Len Blavatnik’s Access previously bid unsuccessfully for MGM; Blavatnik already a WMG investor

Len Blavatnik's Access Industries won the auction for Warner Music Group in a $3.3 billion deal that includes WMG's entire music and music publishing business.

Blavatnik, who had bid unsuccessfully for MGM, was already a Warner investor and served on its board. He is also a friend of Warner CEO Edgar Bronfman.

"I am excited to extend my longstanding involvement with Warner Music," said Blavatnik in a statement. "It is a great company with a strong heritage and home to many exceptional artists. I look forward to working closely with the many talented people within the company."
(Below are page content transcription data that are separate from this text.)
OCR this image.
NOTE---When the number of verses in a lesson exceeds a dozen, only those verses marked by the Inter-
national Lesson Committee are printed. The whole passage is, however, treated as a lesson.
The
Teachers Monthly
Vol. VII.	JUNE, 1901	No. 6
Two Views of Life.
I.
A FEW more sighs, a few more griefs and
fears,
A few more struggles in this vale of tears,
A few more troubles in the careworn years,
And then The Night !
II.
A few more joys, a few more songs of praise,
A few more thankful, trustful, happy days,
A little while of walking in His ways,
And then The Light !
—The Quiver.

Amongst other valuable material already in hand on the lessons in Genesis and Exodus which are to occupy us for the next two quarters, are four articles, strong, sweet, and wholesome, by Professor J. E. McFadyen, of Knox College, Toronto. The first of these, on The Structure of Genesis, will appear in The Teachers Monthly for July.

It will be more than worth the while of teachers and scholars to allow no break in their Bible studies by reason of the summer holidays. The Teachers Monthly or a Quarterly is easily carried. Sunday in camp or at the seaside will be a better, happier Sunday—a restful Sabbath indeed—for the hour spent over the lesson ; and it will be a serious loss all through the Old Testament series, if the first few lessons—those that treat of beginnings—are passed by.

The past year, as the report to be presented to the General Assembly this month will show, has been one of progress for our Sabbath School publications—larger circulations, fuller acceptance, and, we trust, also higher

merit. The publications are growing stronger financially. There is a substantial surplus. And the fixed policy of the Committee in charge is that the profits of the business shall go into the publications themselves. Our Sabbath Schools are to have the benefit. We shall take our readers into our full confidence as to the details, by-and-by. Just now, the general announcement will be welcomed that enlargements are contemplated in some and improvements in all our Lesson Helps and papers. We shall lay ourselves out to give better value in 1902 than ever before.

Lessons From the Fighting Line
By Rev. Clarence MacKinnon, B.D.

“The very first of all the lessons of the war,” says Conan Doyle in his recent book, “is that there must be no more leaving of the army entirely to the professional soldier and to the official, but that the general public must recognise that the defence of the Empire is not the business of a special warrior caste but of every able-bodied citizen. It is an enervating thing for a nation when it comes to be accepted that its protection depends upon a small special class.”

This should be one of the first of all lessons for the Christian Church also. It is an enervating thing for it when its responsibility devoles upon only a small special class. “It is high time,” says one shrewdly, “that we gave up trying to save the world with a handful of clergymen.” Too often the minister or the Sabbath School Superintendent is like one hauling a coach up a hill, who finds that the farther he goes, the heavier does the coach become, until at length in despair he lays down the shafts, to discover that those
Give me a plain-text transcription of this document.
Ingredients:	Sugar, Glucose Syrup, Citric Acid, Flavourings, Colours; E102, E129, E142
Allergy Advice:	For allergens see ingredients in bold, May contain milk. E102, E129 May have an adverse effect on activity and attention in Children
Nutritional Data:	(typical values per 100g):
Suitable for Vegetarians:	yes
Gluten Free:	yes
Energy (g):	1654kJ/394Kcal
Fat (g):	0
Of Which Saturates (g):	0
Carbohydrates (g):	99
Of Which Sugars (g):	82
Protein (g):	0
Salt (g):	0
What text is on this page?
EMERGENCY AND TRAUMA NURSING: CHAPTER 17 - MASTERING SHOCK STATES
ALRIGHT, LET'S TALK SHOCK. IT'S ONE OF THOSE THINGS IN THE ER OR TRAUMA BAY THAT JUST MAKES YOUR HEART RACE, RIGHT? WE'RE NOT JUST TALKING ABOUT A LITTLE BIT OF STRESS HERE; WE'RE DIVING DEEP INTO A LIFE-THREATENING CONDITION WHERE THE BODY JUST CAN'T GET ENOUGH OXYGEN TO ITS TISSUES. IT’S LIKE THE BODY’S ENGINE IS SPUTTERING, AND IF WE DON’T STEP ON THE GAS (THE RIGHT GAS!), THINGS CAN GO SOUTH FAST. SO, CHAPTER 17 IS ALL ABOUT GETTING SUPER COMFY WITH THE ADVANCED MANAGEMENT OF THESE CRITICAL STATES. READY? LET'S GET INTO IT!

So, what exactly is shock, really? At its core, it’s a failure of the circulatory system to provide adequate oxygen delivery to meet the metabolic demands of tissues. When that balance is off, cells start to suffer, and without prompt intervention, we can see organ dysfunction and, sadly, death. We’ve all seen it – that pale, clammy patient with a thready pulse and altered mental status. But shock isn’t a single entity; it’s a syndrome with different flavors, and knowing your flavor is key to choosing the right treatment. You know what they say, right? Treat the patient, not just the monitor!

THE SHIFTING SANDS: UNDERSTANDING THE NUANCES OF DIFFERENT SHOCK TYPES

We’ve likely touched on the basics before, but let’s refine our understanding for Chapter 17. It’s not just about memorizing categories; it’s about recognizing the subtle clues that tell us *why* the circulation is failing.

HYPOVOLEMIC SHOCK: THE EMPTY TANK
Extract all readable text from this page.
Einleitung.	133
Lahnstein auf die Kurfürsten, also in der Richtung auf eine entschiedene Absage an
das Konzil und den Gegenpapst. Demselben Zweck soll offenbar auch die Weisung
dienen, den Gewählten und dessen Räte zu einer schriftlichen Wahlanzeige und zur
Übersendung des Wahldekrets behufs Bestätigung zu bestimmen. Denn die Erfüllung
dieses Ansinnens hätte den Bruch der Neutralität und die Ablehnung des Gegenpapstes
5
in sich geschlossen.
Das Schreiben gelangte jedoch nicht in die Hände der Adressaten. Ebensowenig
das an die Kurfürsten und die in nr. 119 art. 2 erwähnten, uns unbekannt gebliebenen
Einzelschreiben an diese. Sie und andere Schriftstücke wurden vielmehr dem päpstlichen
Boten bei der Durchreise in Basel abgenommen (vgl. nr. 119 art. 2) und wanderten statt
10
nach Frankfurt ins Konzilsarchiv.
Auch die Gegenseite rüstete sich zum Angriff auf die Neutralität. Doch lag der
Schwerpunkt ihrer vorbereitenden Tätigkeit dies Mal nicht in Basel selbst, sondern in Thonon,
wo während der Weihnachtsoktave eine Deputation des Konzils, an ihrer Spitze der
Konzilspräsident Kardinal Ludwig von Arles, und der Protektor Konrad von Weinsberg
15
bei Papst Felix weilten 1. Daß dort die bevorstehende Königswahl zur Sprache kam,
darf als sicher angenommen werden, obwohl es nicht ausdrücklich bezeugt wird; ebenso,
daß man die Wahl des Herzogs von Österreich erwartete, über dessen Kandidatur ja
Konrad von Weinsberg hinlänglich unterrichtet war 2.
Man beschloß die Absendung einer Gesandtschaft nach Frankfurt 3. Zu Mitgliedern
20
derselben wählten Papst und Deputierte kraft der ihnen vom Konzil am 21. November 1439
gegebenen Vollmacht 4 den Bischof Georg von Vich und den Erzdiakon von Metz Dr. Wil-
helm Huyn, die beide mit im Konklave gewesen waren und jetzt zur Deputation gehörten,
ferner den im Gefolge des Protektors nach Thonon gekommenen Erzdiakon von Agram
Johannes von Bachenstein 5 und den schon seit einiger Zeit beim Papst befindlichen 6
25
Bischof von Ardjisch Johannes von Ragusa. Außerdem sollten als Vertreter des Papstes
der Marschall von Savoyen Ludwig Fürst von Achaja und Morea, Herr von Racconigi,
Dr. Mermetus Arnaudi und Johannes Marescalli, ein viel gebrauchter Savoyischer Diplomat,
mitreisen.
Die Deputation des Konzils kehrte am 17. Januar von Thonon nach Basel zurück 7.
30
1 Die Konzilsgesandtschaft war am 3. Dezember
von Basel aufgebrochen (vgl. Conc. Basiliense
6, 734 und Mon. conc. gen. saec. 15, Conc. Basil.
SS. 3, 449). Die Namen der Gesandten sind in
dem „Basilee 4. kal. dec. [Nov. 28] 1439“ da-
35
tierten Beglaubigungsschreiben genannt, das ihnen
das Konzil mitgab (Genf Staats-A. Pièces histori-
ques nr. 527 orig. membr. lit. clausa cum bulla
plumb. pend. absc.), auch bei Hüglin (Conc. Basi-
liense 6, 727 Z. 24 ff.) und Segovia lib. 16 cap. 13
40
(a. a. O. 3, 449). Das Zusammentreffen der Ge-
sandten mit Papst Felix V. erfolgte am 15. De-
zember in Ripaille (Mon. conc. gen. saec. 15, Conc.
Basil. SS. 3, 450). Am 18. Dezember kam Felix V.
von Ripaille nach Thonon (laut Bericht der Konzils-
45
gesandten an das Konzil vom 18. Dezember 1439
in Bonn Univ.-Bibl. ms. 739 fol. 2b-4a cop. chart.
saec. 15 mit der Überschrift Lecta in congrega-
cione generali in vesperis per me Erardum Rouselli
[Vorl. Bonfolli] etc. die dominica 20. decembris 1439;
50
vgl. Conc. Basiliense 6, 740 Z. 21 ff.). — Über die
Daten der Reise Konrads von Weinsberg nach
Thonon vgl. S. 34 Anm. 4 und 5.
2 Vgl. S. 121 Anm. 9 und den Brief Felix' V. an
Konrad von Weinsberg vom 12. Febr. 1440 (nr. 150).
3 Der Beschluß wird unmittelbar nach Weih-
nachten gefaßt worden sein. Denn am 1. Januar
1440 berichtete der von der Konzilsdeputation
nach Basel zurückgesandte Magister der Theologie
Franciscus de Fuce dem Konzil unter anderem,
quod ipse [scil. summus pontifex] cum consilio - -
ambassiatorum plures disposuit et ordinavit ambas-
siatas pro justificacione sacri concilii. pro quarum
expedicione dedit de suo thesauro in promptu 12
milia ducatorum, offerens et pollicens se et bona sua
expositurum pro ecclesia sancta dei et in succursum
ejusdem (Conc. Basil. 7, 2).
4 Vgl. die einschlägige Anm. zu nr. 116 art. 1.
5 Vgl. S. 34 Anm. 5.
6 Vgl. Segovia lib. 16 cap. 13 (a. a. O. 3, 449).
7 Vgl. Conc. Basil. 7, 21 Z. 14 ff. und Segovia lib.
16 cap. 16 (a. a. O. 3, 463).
At the closing of the transaction, WMG will become a privately held company and its stock will no longer be traded on the New York Stock Exchange. The company will keep the Warner Music Group name and continue to operate out of its current facilities.

WMG's stockholders will receive $8.25 per share in cash at the closing of the transaction. The purchase price of $8.25 per share represents a 34.4 percent premium over the volume-weighted average share price of $6.14 over the previous six months.

Blavatnik’s $3.3 billion purchase is the likely warm-up act for a far-reaching deal — a combination of Warner and EMI Music — that further consolidates the shrinking music industry.

With EMI on the block by owner Citigroup, a follow-up arrangement starring Blavatnik would leave recorded music in the hands of three giants — SonyBMG, Universal Music Group and Warner-EMI, each in the throes of adapting more than a decade after the digital age exploded. 

A combined Warner-EMI inevitably would purge cost, jettisoning hundreds of staffers and scores of music acts to stay pace with declining music sales. That way, profits still might be squeezed from a business in which songs are dizzyingly popular, but cheaper to buy, than CDs.

"We believe this transaction is an exceptional value-maximizing opportunity that serves the best interests of stockholders as well as the best interests of music fans, our recording artists and songwriters, and the wonderful people of this company," Bronfman said.